Amplitude Spectrum Augmentation:
- Function: Enhances synthetic-to-real robustness by perturbing amplitudes in the frequency domain.
- Key findings: Synthesized images exhibit smaller amplitude variance across the entire spectrum compared to real images (not limited to high frequencies, see Fig. 2b). Amplitude spectrum augmentation enhances model robustness by perturbing amplitude information while preserving phase spectrum information (representing hand structures).
- Contribution Quantification: Removing Amplitude Spectrum Augmentation increases the PA-MPJPE on SynFrei from 1.02 to 1.11 (+0.09 cm).
VAE Object Occlusion Prior:
- Function: Reconstructs occluded hand joints using a VAE.
- Mechanism: A VAE prior is trained with the loss function \(L_{VAE} = \lambda L_{KL} + \|\hat{x}_{3D} - x_{3D}\|_2^2\). Random masking of joints during training enhances reconstruction diversity. At inference, the pretrained prior refines the predicted joints.
- Key findings: The occlusion prior significantly reduces the domain gap in object-interaction scenarios, allowing the model to associate specific hand poses with specific objects.

Loss & Training¶

S2HAND, CMR, METRO, MeshGraphormer, and simpleHand are employed as baselines, trained respectively on FreiHAND and the synthetic SynFrei dataset. Pose distributions are kept consistent by fitting the NIMBLE mesh to the MANO mesh. Rendering takes approximately 1 second per image on an RTX A5000.

Key Experimental Results¶

Main Results: Competing Synthetic vs. Real Data Training (Tested on FreiHAND Evaluation Set)¶

Method	Real PA-MPJPE/MPVPE	Synthetic PA-MPJPE/MPVPE	Syn→Real Ratio
S2HAND	0.99/1.02	1.02/1.05	97%
CMR	0.77/0.78	0.85/0.88	91%
METRO	0.69/0.71	0.78/0.79	88%
MeshGraphormer	0.69/0.70	0.76/0.78	91%
simpleHand	0.65/0.66	0.77/0.79	84%

Ablation Study: Component Contribution to the Domain Gap¶

Component	Arm	Amplitude Aug.	Object	SynFrei PA-MPJPE↓	SynDex PA-MPJPE↓
(i) No Arm	✗	✓	✓	1.07	0.90
(ii) No Amplitude Aug.	✓	✗	✓	1.11	0.89
(iii) No Object	✓	✓	✗	1.07	0.95
(iv) Random Arm + Object	~✓	✓	~✓	1.04	0.92
(v) Full	✓	✓	✓	1.02	0.87

Key Findings¶

Purely synthetic data achieves 97% of real performance: S2HAND trained on synthetic data exhibits a PA-MPJPE only 0.03 cm worse than when trained on real data, demonstrating for the first time that hand pose estimation can rely almost entirely on synthetic data.
The forearm is a critical cue: Without forearms, models tend to misidentify wrist positions (confusing forearm regions as wrists).

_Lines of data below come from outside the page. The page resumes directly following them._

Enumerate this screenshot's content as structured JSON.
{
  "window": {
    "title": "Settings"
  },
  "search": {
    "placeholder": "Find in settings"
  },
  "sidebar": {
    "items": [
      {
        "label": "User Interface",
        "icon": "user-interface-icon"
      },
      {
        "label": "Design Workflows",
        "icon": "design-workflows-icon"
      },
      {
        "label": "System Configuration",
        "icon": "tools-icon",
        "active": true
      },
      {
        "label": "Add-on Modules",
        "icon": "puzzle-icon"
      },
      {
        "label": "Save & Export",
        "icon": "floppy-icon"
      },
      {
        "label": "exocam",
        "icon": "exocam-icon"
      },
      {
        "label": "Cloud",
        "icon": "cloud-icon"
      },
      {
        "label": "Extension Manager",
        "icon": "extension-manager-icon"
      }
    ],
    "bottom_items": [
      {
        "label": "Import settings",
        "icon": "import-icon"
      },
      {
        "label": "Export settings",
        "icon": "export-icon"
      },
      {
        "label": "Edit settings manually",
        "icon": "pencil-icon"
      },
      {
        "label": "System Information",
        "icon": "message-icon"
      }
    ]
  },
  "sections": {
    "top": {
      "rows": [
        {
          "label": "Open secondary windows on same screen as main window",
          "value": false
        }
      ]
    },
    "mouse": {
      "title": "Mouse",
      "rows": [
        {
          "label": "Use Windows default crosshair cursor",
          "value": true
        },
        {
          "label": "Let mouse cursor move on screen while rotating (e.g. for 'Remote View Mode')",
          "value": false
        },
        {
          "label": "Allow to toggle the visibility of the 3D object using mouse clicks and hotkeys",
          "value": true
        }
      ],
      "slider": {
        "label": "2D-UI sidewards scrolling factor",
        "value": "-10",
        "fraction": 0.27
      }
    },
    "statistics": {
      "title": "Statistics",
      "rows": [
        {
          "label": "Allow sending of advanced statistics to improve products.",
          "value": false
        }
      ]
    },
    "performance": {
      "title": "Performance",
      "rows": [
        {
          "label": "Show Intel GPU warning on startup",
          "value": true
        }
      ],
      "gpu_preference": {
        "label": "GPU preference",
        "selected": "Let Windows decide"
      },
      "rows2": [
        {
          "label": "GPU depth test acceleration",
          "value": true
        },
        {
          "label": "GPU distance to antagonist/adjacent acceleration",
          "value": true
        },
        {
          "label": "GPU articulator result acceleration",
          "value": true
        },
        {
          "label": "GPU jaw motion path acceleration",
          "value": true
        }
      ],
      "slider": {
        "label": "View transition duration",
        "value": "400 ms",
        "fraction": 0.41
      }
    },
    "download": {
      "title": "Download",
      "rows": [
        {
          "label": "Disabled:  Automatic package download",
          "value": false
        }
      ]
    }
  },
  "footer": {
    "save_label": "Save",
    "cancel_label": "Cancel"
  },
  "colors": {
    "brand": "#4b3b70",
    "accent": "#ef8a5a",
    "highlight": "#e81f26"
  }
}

Incorporating the forearm reduces PA-MPJPE by 0.05 cm.
Amplitude Spectrum Augmentation is indispensable: This is the single most contributing component (-0.09 cm), addressing the lack of frequency-domain diversity in synthetic images.
Saturation effect in pose distribution: Utilizing only 20% of real poses achieves 90% of the performance, and 40% achieves 97%. This indicates that the primary value of synthetic data lies in learning visual representations; hence, an excessive number of core hand poses is not necessary.
Background/texture diversity also saturates: 300 HDRI scenes (approx. 50% of the assets) are sufficient; further additions yield no significant improvement.
Mixed training is superior: Training on a mix of real and synthetic data outperforms training on real data alone in both in-domain and cross-domain generalization.

Highlights & Insights¶

Systematic Decomposition Analysis: The hand pose domain gap is decomposed into four orthogonal dimensions (appearance, pose, occlusion, skeletal topology) for the first time, providing definitive conclusions after analyzing each dimension independently. This "decomposition-analysis-composition" paradigm serves as an exemplary methodology.
Surprising performance with random RGB values: Even when replacing real arm/object mask regions with random RGB values, the model still achieves 95% of performance. This suggests that the model mainly learns the concept of "an object occluding the hand" rather than the precise appearance of the arm or object.
Practical value of saturation effects: Finding that 20% of poses and 50% of background/texture can achieve near-optimal performance provides critical guidance for synthetic data generation; infinite expansion of data diversity is unnecessary.
Impact of skeletal topology differences: Discrepancies in joint definitions between NIMBLE and MANO cause the PA-MPJPE to increase from 1.02 to 1.28 (+25%), an oversight that significantly affects results.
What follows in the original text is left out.